- Directed by: Robert Amram
- Written by: Robert Amram
- Produced by: Manuel Arango
- Starring: Ricardo Montalbán Orson Welles
- Cinematography: Jim Freeman Gustavo Olguin
- Edited by: Alex Beaton
- Production company: Producciones Concord
- Distributed by: Paramount Pictures (United States) Cinema International Corporation (United Kingdom)
- Release date: March 1971 (Cannes Film Festival);
- Running time: 18 minutes
- Country: Mexico
- Language: Spanish

= Sentinels of Silence =

1971 Mexican documentary film

Sentinels of Silence (Centinelas del silencio) is a 1971 short documentary film on ancient Mexican civilizations. The film was produced by Manuel Arango, and directed and written by the filmmaker Robert Amram. It is notable for being the first and only short film to win two Academy Awards.

==Plot==
Sentinels of Silence provides an 18-minute helicopter-based aerial visit across the archeological ruins in Mexico including Teotihuacan, Monte Albán, Mitla, Tulum, Palenque, Chichen Itza and Uxmal. The film’s narration details pre-Columbian Mayan culture, focusing on its achievements in mathematics and astronomy, and then questions how and why the Mayan society seemed to disappear, leaving behind its structures as the eponymous silent sentinels.

==Production==
Sentinels of Silence was released in English and Spanish versions, with Orson Welles providing the English-language narration and Ricardo Montalbán providing the Spanish-language narration. Both versions included a symphonic score by Mariano Moreno. Paramount Pictures acquired this production for U.S. theatrical release.

==Academy Awards==
Sentinels of Silence won two Academy Awards in 1972; one for Best Short Subject and one for Best Documentary Short Subject. This was the only time that a short film won Oscars in two categories. Afterwards, the Academy changed its rules to prevent documentaries from competing against narrative films in the Best Short Subject category.

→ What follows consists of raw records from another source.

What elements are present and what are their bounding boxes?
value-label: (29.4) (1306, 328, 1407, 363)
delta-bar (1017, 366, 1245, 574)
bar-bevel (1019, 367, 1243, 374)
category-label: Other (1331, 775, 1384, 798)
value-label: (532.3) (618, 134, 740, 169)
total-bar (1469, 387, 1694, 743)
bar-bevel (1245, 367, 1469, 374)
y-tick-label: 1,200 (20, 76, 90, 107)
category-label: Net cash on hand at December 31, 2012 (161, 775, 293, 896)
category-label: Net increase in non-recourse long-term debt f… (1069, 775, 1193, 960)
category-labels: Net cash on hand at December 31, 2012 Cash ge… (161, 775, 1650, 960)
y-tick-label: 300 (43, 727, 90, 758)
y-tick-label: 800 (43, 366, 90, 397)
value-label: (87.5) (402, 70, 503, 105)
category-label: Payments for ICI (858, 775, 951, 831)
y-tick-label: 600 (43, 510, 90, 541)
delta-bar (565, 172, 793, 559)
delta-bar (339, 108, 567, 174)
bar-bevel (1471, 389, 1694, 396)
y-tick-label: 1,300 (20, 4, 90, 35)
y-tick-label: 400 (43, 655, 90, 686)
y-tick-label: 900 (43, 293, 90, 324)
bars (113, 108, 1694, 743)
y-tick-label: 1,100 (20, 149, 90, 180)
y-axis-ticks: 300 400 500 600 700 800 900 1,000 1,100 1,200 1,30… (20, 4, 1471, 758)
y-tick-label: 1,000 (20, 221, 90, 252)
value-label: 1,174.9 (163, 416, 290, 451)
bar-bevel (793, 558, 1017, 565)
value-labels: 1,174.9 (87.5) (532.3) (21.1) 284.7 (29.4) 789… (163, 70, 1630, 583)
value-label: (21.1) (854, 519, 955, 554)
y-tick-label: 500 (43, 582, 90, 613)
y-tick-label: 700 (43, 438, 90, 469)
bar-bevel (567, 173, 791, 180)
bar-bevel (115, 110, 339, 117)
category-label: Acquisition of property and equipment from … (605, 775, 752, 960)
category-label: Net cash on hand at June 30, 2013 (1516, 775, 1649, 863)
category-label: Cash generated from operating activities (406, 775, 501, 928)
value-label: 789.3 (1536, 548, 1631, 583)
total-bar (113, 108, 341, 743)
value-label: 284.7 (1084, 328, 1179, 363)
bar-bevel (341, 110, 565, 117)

==Home video and non-theatrical release==

Sentinels of Silence was released on VHS video by ALTI Publishing in 1990 under the new title "Sentinels of Silence: The Ruins of Ancient Mexico." To date, the film has not been made available on DVD. Although the film is no longer in theatrical circulation, the government of Mexico continues to present the film in non-theatrical screenings at its embassies and consulates around the world.

There is, however, a DVD edition distributed by Mexico Antiguo, for sale only in Mexico.